何回か「バカの壁」に触れましたが、壁の内側にいると、外側は、その存在さえわからないのです。
 声は、レッスンの中でもトレーニングの中でも、常に、ではありませんが、あるとき次元が変わります。パラダイムが組み変わるのです。レッスンはそのためにあり、トレーナーもそのためにいるとさえ言えるのです。
 ただ、「そういう瞬間、そのうちのいくつかは偶然の産物で、その奇跡を待て」というのでは、モチベーションが保てない人もいるでしょう。そこで、その場とその時間をトレーナーのもとで、共有して底上げしていきます。少しずつ、感覚や体の条件を鍛練しては丁寧に整えて、その一瞬を起こせるように、気づけるように、整地、地ならしをしているわけです。
 ことばも、鍛練なくして整えたところで、その瞬間というのは望めません。精度として10分の1くらいに整えていても、1000分の1レベルで整わなくては、といったところです。

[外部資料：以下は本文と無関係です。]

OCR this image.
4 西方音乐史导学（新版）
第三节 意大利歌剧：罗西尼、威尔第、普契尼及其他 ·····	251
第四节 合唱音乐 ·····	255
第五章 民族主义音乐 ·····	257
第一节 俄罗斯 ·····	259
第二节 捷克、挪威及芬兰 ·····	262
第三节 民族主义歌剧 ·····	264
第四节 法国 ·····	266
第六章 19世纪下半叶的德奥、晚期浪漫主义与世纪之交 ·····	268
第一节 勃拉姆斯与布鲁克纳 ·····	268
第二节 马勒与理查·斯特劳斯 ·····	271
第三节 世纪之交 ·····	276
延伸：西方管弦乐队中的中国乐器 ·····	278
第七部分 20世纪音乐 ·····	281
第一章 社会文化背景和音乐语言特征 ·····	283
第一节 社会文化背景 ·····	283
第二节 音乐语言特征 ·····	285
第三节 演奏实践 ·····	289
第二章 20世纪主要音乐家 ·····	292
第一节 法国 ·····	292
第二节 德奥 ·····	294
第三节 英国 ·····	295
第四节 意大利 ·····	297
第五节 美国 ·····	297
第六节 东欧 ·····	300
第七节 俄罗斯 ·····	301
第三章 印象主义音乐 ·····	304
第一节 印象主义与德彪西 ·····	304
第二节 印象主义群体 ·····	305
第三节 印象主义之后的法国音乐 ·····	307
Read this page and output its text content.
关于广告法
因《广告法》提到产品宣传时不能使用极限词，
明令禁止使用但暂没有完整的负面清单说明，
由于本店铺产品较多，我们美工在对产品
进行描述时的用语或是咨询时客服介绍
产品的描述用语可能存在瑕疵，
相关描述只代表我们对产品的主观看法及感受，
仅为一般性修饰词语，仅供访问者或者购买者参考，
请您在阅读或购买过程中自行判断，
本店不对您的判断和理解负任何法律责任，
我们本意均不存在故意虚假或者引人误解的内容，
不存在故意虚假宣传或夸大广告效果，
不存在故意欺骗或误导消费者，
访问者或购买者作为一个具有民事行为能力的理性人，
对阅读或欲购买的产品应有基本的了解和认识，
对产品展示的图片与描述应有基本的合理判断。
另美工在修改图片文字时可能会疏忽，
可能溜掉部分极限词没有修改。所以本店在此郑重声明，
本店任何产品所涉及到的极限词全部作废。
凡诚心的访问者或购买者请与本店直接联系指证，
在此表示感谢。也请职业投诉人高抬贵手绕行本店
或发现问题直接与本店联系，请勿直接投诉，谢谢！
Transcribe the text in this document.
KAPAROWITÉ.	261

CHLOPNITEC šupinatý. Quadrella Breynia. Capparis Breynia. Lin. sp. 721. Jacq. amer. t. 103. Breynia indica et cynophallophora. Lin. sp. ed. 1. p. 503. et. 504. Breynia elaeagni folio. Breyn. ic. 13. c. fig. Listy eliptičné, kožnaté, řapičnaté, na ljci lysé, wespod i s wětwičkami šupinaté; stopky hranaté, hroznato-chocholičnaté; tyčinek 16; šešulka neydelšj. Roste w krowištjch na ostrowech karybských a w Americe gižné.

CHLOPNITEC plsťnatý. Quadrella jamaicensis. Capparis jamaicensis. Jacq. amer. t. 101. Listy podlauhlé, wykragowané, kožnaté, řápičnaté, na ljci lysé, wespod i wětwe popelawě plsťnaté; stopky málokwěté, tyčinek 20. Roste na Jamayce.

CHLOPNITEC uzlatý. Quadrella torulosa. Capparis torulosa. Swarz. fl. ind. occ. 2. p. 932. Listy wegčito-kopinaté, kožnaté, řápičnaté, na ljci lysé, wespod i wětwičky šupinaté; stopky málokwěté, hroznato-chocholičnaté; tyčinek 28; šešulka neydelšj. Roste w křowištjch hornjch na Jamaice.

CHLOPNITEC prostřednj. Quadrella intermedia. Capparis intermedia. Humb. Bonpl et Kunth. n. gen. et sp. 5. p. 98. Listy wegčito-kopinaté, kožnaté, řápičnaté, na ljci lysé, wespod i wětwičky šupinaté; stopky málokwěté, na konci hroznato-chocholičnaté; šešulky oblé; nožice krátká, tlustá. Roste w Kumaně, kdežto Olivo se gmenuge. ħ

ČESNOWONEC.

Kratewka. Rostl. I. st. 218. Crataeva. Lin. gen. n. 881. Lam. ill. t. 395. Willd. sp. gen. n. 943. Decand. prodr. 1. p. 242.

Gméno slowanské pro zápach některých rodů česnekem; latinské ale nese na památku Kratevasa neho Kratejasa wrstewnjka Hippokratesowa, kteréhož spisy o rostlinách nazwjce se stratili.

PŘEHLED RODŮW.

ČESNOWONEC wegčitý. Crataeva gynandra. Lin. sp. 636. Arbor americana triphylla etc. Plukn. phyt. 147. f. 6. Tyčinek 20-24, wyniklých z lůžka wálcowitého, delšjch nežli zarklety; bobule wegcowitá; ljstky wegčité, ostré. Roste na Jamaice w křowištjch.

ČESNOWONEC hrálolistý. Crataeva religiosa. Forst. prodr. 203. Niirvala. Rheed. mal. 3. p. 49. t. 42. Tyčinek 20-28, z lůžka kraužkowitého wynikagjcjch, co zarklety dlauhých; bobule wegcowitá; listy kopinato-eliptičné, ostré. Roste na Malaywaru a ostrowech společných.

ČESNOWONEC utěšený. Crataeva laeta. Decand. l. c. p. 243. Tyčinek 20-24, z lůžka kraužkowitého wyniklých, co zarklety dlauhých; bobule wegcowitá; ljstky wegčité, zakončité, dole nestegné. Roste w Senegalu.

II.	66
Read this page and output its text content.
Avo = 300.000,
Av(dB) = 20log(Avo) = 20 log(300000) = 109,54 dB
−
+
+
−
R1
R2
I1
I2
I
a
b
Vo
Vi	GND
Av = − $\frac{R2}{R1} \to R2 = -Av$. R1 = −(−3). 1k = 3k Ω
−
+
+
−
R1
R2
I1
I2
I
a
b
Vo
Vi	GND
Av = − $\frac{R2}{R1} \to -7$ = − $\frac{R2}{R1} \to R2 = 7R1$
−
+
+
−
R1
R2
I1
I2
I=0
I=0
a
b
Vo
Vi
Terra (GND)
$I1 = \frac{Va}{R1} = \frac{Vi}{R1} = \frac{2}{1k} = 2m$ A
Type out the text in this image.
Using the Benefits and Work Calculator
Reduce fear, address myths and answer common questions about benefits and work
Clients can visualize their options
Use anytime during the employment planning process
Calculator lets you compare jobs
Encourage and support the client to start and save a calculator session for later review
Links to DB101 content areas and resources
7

 鍛練といっても鍛えようなどと無茶をすると、バランスが壊れ乱れます。今までより悪く、10分の1も整わなくなります。それが自滅なのか、100分の1へ行くための遠回りなのか、それを見分けることが肝心です。そこにとどまって厳しく判断します。それは決して慣れあいのレッスンでは生じません。器を大きくしていくのに、自らの外を固めてしまっては内なる限界は破れないのです。